Post Budget: Women’s Safety and Family Violence Support in Victoria

The State Government has committed to making a further announcement regarding additional measures to keep women safe from violence. In inTouch’s view, there are several key areas in need of attention.

inTouch welcomes the Government’s commitment to make further announcements in the coming weeks about additional measures to prevent and respond to family violence. We ask that the Government listens to, and works with, the specialist family violence sector about the key areas and target programs that need investment.   

The challenges of safety, housing, financial security and wellbeing that migrant and refugee women and children on temporary visas face when experiencing family violence are compounded by the uncertainty of their visa status, limited social connections and community supports. 

At inTouch, we are building a funding structure that recognises family violence is not an issue for government alone to solve. We are establishing partnerships with the corporate sector, connecting with philanthropists and working towards a new social enterprise. Through this model, we are ensuring that any investment from government has the biggest impact and empowers the many women and children who desperately need our help. 

OPPORTUNITIES FOR INVESTMENT 

inTouch requests that the Victorian Government direct investment to the following, highly impactful areas to ensure appropriate and adequate support for migrant and refugee women experiencing family violence: 

  1. Direct funding to specialist family violence services who understand the complexity and intersectionality of the most vulnerable women and children experiencing family violence.  

This will enable additional case workers to support more migrant and refugee women experiencing family violence inLanguage, inCulture through case management and crisis brokerage, as well as workforce capability uplift to support sustained, best-practice service delivery, that prioritises appropriate wellbeing supports for our staff.  inTouch supports some of the State’s most vulnerable women, yet our caseload is almost double that of other family violence services. For every client we support, there are two more women we cannot support. 

  1. Investment in targeted prevention programs is essential. 

Funding should be focused on working directly with multicultural communities, leveraging our specialist family violence expertise.

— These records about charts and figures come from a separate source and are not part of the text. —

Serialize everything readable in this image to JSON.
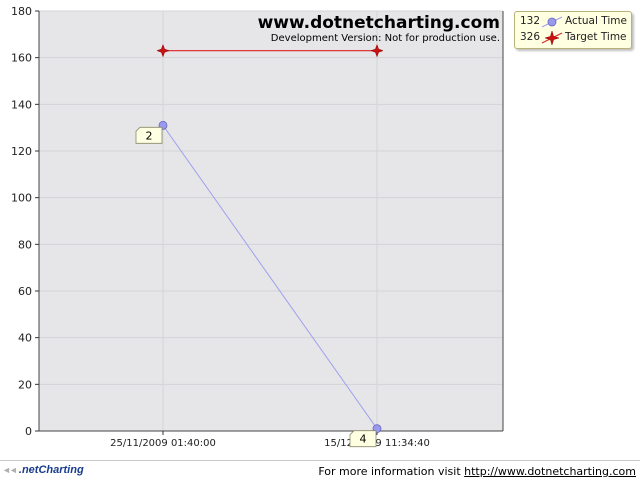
{
  "watermark": {
    "title": "www.dotnetcharting.com",
    "subtitle": "Development Version: Not for production use."
  },
  "colors": {
    "plot_background": "#e6e6e8",
    "grid": "#d4d4d8",
    "actual_line": "#a0a0f0",
    "actual_marker": "#9999ee",
    "target_line": "#dd2222",
    "target_marker": "#cc1111",
    "label_fill": "#ffffe1"
  },
  "legend": {
    "entries": [
      {
        "total": "132",
        "name": "Actual Time",
        "marker": "circle-marker-icon"
      },
      {
        "total": "326",
        "name": "Target Time",
        "marker": "star-marker-icon"
      }
    ]
  },
  "footer": {
    "logo_text": ".netCharting",
    "info_text": "For more information visit ",
    "info_link": "http://www.dotnetcharting.com"
  },
  "chart_data": {
    "type": "line",
    "categories": [
      "25/11/2009 01:40:00",
      "15/12/2009 11:34:40"
    ],
    "ylim": [
      0,
      180
    ],
    "yticks": [
      0,
      20,
      40,
      60,
      80,
      100,
      120,
      140,
      160,
      180
    ],
    "grid": true,
    "legend_position": "top-right",
    "series": [
      {
        "name": "Actual Time",
        "values": [
          131,
          1
        ],
        "labels": [
          "2",
          "4"
        ]
      },
      {
        "name": "Target Time",
        "values": [
          163,
          163
        ]
      }
    ]
  }
}
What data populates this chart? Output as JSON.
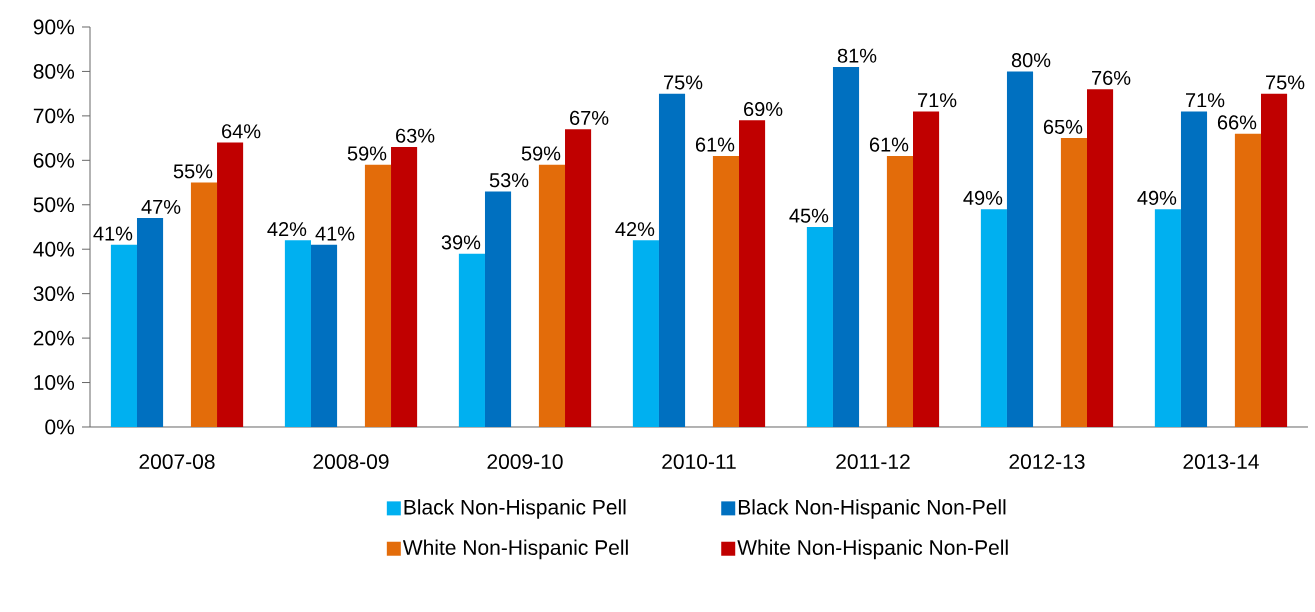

This includes:

  • Community engagement to support ethno-specific leaders to work with their communities, establishing a strong understanding of family violence, to promote respectful relationships.  
  • Additional funding for our Motivation for Change (MfC) Men’s Behaviour Change Program to enable delivery to an additional 90 men as part of the State’s only inLangugage, inCulture MBCP program. Although delivered as a MBCP, MfC supports men to truly reflect on and alter their behaviour in relationships, preventing cycles of violence and future offending. Our programs have a uniquely high completion rate of 90%, demonstrating the level of engagement the program generates, particularly given it is not court mandated. 
    1. Legal services are an essential part of response and recovery for family violence and must be funded sustainably.  
    • Dedicated investment in legal and migration services, empowering migrant and refugee women to recover and break cycles of violence through our nation-leading family, property and migration practice. 
    • Expanded capacity of legal services provided by the inTouch Women’s Legal Centre. Our service is unique nationally in that we support migrant and refugee women experiencing family violence, not just with advice during a family violence crisis, but with long term representation in family and property law matters, allowing them to leave violent relationships safely, with their rights protected. 
    • Funding to retain our migration agent who supports women fleeing family violence with all visa related matters. This financial year alone, we have achieved permanent residency for over 100 women experiencing family violence. However, this position is funded through our legal services budget and does not have dedicated support from government, despite its significant and direct impact. 
        1. Strengthened measurement and evaluation that will enable more efficient and effective service delivery across the family violence sector. 
        • Support of improved evaluation, impact measurement and data collection of inTouch’s program delivery. Through academic partnerships, inTouch is working to establish an evidence base that would enable improved service delivery, and support national expansion of our unique inCulture, inLanguage model of family violence support across the spectrum of needs from prevention to recovery. 
        1. Effective recovery is prevention. We must integrate recovery and women’s empowerment into our family violence response 
        • Funding to expand the delivery of inSpire, our sector-leading family violence recovery and healing program supporting women and children to rebuild their lives and thrive after experiencing family violence. This investment would support the sustained delivery of our financial literacy and economic empowerment program, mentoring and workforce readiness supports, social events to support community building and wellbeing programs supporting mental and physical health.